Photoemission study of energy band alignment and gap state density distribution for high-k gate dielectrics

The energy band gaps of thin high-dielectric-constant (high-k) insulators such as Ta2O5, Si3N4 and Al2O3 have been determined by measuring the energy loss spectra of O-1s or N-1s photoelectrons. From the analysis of the valence band spectra for thin high-k dielectrics prepared on metals and Si(100), the energy band profiles for metal/high-k dielectric/Si(100) systems have been determined in consideration for the measured energy bandgaps and metal work functions. Intrinsic tunneling leakage currents for TiN/Ta2O5/SiO2/Si(100) and Al/Al2O3/Si(100) systems were calculated by applying a transfer matrix method to their energy band profiles so determined.
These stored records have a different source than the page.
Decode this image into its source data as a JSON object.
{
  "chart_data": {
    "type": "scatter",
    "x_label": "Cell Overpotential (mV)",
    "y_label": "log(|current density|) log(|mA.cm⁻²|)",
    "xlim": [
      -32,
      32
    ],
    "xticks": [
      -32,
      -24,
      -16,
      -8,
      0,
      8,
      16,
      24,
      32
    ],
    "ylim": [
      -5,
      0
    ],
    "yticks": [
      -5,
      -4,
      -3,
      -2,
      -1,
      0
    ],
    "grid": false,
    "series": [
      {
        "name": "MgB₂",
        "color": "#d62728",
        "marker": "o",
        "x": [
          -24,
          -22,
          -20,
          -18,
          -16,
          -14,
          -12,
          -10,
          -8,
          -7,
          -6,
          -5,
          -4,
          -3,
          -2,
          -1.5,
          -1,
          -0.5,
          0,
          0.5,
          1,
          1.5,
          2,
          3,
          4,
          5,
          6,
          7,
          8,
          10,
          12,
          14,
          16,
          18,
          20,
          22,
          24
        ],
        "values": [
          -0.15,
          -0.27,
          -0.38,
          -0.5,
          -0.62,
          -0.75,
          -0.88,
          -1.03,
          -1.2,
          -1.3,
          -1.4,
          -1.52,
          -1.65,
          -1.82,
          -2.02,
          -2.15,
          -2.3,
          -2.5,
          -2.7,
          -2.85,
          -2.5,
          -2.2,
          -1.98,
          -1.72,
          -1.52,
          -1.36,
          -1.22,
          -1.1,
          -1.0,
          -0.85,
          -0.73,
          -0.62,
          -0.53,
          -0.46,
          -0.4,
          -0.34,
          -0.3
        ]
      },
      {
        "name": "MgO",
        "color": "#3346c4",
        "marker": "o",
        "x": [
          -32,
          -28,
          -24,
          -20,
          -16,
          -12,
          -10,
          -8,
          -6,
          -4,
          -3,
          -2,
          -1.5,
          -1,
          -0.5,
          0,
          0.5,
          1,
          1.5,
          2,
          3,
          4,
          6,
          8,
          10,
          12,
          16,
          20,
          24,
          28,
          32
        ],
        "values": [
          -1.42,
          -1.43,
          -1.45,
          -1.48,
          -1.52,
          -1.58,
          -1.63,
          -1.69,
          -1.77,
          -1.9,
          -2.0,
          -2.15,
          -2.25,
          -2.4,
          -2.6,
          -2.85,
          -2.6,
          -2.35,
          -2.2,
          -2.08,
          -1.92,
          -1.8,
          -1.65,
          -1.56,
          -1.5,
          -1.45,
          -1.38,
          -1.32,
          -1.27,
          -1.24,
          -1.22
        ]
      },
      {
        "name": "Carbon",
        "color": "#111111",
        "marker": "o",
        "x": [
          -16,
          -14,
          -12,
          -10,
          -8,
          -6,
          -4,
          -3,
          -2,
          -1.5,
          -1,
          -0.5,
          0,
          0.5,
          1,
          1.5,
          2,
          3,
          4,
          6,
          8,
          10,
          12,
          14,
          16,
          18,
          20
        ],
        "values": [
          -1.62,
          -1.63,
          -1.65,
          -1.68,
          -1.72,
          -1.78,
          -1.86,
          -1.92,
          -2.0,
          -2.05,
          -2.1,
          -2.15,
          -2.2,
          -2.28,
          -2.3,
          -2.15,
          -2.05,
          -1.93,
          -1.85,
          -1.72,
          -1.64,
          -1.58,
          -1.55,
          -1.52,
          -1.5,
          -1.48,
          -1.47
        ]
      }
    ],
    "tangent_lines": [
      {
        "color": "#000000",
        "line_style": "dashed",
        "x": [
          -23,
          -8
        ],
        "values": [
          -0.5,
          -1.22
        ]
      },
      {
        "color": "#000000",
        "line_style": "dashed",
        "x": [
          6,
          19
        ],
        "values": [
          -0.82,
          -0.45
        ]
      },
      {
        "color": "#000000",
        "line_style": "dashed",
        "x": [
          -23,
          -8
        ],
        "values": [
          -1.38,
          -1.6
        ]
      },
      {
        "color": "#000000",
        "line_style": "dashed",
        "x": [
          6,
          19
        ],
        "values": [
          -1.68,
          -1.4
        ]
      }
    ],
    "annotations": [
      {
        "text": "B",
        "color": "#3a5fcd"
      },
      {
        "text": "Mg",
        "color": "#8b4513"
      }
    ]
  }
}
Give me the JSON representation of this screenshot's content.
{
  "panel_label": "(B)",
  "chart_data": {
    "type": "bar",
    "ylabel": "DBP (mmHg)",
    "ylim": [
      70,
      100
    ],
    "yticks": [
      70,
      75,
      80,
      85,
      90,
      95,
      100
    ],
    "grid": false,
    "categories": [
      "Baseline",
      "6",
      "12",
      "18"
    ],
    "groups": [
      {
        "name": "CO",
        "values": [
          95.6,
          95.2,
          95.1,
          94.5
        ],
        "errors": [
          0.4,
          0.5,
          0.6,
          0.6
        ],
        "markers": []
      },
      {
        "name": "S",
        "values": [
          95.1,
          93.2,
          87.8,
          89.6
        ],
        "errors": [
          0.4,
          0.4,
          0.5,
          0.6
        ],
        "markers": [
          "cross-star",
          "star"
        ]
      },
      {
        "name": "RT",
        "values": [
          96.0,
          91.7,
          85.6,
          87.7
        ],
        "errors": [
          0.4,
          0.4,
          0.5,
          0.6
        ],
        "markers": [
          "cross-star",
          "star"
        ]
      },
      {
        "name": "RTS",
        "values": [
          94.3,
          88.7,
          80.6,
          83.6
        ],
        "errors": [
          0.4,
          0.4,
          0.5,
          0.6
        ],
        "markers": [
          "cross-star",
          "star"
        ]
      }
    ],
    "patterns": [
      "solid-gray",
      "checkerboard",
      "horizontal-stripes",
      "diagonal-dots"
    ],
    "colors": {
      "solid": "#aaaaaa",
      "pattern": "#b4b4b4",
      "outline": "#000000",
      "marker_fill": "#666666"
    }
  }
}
The results show that, for the TiN/Ta2O5/SiO2/Si(100) structure, the interfacial SiO2 layer is a crucial factor to suppress the electron tunneling rate, while for the Al/Al2O3/Si(100) structure the tunneling current is sufficiently low even in an SiO2-equivalent thickness of 1.2nm compared with conventional n(+)-poly Si/SiO2/Si(100). it is also demonstrated that total photoelectron yield spectroscopy is a useful and high-sensitive technique to evaluate the energy distribution of defect states in the high-k dielectrics and at the interfaces.